One of its partners was a little more loose-lipped, however. In a press release announcing a new alliance with the Detroit automaker, charging company Electrify America offered up some significant information covering range and other details.
Among other things, it appears, there will be more than one battery pack available for the new battery-SUV, including an “extended” range version that can deliver more than 300 miles. It also appears that the new crossover will be available with both rear- and all-wheel-drive options.
The SUV, the Electrify American news release said, “has a targeted range of 300 miles with an extended battery and rear-wheel-drive (and will be available) in late 2020.”
Whether that information was originally meant to be included in Ford’s own announcement is uncertain, but it was not included and, once word began to spread, EA deleted that from its own news release.
“Ford will be releasing it’s all-new, Mustang-inspired electric SUV, that has a targeted EPA-estimated range of 300 miles with an extended battery and real-wheel-drive, in late 2020. The vehicle’s 150kW charging ability will allow very quick charging speeds on Electrify America’s 150 to 350 kW network. Ford estimates that it’s all-new, all-electric Mustang-inspired SUV will be capable to charge up to 47 miles in 10 minutes using Electrify America’s DC fast chargers, providing peace of mind for customers to be able to charge in minutes, not hours,” reads an excerpt from the charging company’s original news release.
The fact that Ford was aiming for something north of 300 miles is not a surprise. A company official earlier this year had hinted at a number as high as 315 miles per charge during an industry conference, noted Anton Wahlman, an analyst specializing in the electric vehicle market.
But this marks the first time that it has been revealed Ford will pick up a page from the Tesla playbook, offering both a standard battery pack and, at the least, an extended-range option, as well. We’ll likely have to wait until the L.A. unveiling to hear what the base version of the electric ute will offer.
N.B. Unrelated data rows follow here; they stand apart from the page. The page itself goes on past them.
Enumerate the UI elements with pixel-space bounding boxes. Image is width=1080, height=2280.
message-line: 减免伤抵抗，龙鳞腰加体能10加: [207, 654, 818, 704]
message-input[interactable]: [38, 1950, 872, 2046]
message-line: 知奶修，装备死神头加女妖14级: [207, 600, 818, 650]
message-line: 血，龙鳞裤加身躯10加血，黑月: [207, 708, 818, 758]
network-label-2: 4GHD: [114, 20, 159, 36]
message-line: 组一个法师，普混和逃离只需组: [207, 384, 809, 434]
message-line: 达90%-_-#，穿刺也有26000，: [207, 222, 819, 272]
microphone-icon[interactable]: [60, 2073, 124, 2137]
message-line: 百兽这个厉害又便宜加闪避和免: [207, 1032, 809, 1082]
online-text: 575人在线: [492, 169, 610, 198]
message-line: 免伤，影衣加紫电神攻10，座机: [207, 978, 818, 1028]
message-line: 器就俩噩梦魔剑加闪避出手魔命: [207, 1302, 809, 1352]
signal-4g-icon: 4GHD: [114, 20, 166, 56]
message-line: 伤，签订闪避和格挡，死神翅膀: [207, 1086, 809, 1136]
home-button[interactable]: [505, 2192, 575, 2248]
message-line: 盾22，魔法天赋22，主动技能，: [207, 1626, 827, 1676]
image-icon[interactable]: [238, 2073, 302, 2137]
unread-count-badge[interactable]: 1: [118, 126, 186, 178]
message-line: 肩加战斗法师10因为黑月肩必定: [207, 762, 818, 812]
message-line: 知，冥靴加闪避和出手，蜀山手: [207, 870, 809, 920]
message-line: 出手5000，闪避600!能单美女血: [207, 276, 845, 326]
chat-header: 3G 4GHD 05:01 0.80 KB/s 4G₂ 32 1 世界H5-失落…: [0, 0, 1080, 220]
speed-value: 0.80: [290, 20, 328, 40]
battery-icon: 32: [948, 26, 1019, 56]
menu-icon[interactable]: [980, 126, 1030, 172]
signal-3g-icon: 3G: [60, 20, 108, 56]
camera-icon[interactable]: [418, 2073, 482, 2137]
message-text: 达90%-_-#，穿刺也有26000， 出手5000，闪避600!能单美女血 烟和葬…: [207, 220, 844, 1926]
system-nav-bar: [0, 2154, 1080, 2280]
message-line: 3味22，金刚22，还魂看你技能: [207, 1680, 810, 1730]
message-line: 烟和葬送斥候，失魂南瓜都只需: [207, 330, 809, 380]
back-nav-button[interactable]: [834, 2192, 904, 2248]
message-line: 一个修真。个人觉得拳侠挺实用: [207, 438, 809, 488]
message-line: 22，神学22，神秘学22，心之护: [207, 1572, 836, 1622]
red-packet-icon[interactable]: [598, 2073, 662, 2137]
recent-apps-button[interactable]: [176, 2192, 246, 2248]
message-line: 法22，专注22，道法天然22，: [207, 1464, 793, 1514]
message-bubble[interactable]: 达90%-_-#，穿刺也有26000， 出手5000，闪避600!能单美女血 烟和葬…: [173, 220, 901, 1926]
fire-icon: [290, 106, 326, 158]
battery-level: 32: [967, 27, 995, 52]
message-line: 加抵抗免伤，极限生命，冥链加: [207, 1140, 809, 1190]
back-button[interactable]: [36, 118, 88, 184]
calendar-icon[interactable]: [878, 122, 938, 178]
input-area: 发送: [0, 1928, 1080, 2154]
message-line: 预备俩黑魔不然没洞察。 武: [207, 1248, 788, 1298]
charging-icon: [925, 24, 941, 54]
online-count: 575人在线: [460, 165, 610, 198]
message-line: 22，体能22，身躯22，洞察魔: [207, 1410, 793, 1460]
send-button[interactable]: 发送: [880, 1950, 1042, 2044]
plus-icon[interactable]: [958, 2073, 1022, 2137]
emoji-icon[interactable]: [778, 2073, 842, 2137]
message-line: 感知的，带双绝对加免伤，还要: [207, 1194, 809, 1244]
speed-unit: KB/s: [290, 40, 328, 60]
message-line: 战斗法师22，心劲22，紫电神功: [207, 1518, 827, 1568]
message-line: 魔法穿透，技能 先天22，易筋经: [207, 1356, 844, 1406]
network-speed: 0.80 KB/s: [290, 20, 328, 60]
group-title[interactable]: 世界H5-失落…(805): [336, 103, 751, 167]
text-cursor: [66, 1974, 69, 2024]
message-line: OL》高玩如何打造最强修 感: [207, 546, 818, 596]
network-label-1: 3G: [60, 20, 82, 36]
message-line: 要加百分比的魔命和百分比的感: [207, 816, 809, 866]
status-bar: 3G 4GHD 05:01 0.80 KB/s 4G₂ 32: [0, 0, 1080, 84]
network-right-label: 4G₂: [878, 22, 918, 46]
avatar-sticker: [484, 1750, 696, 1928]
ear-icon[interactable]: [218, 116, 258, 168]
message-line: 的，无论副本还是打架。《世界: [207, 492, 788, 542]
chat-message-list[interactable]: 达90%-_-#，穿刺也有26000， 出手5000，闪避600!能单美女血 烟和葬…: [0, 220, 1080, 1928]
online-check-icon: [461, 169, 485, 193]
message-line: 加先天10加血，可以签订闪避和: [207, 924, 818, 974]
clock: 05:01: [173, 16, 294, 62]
The reference to a rear-drive model getting the maximum range suggests that Ford really did have the Mustang as inspiration for the new crossover. But there is little doubt that the battery-SUV also will be available in all-wheel-drive configuration, almost certainly with twin electric motors, one on each axle.
Among the questions this raises is whether the single motor on an RWD model would be larger than either of the twin motors on the AWD package.
The slip-up came as part of a broader announcement by Ford that it is partnering with both Electrify America – which is funded by $2 billion from the Volkswagen diesel emissions settlement – and Shell-owned Greenlots. Together, they will make available 12,000 charging stations across the U.S. and Canada, Ford claiming that is the largest public charging network in North America, with more than twice as many locations as found in the Tesla Supercharger network.
There are plenty of other questions yet to be answered about the new Ford SUV, including its name. It was originally teased at the 2018 North American International Auto Show using “Mach One.” There is some speculation it could be dubbed “Mach E” when it goes into production.
As for performance, with the Ford entry soon to be challenged by the upcoming Tesla Model Y, it will need to be quick to be taken seriously, something that is expected to mean a 0-60 sprint in the low to mid-3 second range.
When it comes to pricing, it likely also will target the Model Y, so that base version could come in somewhere in the very low $40,000 range, though the long-range, high-performance package would run somewhere up into $60,000 territory.
We expect to have more from Los Angeles – unless there’s another slip-up before then.